This calendar of saints is drawn from several denominations, sects, and traditions. Although it will no longer be updated daily, the index on the right will guide visitors to a saint celebrated on any day they choose. Additional saints will be added as they present themselves to Major.

Sunday, June 30, 2013

June 30 -- Feast of Saint Martial of Limoges

This is Saint Martial's day, and thus it should be Saint Martial's story.  Unfortunately, no reliable record of his story exists.  We know that he was the first bishop of Limoges, an area he evangelized after receiving his commission from Pope Fabian during the very dangerous reign of Emperor Decius.

This is also the story of a monk named Ademar de Charbannes, and of another monk named Benedict of Chiusa.   And of a couple of modern historians named Louis Saltet and Richard Landes.  Mostly, it is the story of revisionist history.

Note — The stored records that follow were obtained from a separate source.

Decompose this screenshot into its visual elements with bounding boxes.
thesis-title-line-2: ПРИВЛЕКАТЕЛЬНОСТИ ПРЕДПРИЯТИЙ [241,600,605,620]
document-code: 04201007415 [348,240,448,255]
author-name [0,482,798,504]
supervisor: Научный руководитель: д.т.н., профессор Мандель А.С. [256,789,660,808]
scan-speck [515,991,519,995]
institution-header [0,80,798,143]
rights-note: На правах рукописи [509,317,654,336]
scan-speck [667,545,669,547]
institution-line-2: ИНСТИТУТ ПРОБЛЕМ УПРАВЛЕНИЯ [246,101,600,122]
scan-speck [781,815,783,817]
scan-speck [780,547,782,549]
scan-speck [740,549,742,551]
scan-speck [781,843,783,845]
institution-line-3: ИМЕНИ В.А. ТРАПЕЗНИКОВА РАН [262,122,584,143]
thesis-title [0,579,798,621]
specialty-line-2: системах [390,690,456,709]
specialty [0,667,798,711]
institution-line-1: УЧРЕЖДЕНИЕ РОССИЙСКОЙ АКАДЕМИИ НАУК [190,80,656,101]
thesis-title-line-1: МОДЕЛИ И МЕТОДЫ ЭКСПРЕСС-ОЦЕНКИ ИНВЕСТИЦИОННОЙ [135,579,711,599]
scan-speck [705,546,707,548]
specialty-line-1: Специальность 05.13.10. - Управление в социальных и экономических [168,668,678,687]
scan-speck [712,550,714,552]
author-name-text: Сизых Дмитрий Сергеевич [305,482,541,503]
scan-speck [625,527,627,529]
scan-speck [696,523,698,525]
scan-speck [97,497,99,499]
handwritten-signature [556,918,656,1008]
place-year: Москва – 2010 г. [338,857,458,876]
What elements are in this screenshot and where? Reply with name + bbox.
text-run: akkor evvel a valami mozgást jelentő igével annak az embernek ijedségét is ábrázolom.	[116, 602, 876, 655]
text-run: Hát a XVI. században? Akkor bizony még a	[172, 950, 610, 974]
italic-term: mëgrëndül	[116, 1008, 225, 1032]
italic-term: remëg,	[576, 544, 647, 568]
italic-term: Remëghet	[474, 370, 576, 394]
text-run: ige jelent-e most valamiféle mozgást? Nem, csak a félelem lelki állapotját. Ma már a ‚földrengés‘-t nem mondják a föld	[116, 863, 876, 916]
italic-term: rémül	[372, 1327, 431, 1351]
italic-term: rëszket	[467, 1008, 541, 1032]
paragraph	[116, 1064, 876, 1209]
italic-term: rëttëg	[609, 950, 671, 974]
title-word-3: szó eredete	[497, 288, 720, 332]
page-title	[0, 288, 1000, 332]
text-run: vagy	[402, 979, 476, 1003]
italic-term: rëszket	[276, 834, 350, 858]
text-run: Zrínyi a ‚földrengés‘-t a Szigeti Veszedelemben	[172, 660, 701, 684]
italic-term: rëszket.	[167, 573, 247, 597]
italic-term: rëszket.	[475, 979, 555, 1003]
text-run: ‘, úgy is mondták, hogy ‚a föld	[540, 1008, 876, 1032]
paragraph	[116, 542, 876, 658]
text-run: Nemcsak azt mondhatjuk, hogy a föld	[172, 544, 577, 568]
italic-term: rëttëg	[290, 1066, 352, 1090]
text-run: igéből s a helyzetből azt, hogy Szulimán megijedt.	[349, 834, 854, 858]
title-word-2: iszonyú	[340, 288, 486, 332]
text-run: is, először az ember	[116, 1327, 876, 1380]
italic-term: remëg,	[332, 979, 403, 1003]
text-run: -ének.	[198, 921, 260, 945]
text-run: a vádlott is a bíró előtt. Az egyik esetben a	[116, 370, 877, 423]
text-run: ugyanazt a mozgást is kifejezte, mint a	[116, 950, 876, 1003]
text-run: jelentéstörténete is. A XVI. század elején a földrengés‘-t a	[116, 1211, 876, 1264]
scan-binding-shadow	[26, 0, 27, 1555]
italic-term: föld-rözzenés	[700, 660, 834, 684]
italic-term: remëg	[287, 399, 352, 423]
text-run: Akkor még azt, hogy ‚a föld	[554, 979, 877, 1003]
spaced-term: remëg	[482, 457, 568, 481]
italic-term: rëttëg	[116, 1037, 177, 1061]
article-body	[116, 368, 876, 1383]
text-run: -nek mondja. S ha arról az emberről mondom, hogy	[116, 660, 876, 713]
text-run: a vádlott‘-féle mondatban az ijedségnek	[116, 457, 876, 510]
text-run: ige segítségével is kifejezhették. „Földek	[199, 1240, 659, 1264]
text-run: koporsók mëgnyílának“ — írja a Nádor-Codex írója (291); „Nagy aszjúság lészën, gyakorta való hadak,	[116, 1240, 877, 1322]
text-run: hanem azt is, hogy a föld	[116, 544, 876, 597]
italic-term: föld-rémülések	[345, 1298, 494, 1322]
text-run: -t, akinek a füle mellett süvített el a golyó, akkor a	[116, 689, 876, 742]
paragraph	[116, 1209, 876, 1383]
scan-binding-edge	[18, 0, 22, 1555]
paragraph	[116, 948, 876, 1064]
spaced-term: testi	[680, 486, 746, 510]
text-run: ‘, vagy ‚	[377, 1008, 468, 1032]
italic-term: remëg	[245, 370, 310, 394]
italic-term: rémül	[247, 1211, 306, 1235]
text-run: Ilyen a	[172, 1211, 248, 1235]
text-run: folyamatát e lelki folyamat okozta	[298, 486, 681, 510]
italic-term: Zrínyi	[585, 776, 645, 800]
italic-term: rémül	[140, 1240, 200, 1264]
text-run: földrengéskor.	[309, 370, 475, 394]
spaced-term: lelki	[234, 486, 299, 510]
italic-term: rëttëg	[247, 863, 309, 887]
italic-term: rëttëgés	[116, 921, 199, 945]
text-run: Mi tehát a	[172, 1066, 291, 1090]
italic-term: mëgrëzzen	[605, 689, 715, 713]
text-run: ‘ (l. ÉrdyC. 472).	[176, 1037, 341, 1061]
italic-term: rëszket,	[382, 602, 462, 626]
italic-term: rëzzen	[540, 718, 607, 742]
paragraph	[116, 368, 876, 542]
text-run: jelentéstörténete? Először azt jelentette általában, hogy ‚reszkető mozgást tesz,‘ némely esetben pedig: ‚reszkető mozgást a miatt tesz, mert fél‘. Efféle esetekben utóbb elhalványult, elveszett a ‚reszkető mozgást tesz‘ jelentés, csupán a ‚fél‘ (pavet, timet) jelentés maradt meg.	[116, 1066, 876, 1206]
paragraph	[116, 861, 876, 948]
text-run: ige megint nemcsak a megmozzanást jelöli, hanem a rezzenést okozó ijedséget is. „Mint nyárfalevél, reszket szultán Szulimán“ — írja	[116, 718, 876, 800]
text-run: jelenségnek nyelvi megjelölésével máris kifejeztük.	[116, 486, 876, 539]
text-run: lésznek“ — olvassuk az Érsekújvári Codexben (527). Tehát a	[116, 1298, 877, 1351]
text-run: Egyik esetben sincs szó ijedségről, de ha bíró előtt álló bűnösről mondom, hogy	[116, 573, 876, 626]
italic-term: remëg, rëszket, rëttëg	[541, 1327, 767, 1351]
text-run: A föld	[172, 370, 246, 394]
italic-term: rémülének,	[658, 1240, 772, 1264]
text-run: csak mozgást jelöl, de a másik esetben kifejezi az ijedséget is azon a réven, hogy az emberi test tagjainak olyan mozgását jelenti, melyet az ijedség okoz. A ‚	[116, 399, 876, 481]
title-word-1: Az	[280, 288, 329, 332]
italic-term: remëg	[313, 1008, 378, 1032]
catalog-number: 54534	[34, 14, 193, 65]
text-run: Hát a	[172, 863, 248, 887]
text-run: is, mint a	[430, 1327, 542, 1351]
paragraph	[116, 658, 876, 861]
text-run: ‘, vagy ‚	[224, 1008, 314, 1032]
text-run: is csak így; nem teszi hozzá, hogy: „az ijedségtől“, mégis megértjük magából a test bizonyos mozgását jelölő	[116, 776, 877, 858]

Brother Ademar, an eleventh century monk in the monastery of Saint-Martial, was not content with the incomplete record of his abbey's patron.  Moreover, what was known about Martial was a little modest, given the saints to whom other monasteries were dedicated.  As the author of a three-volume history of France, Ademar was in position to kick it all up a notch, so to speak.  If you're familiar with the Dr. Seuss book, And To Think That I Saw It on Mulberry Street, you have some sense of the Ademar Effect.


So Ademar got to work, writing both a biography and a Mass for Saint Martial, the cousin of Saint Peter and defender of consecrated virgins against the lust of villainous dukes.  But a wandering monk, a scholastic named Benedict of Chiusa, questioned the authenticity of Ademar's account of Martial, Apostolic Mass and all.  Actually, questioned might be too gentle a word.  Challenged?  How about denied?    So when even the liturgy was questioned, Ademar went all in and invented an  ecclesiastical council that debated and confirmed the apostolicity (I didn't make that word up) of Saint Martial.  He even wrote up a papal letter, acknowledging the Council's conclusion.

Ademar got away with it until the 1920s, and really even beyond.  An ecclesiastical historian named Louis Saltet documented the forgery, but the Church doesn't rush to overturn its apostles, even minor apostles.  Saltet's work was largely ignored until the 1990s, when another historian named Richard Landes documented the entire saga.

In the end of the Seuss book, young Marco confirms his father's low opinion by relating none of the fantastic things he dreamed up on his way home.  Saint Martial, apostle to the people of Limoges (Limousines?), probably would have been content with that.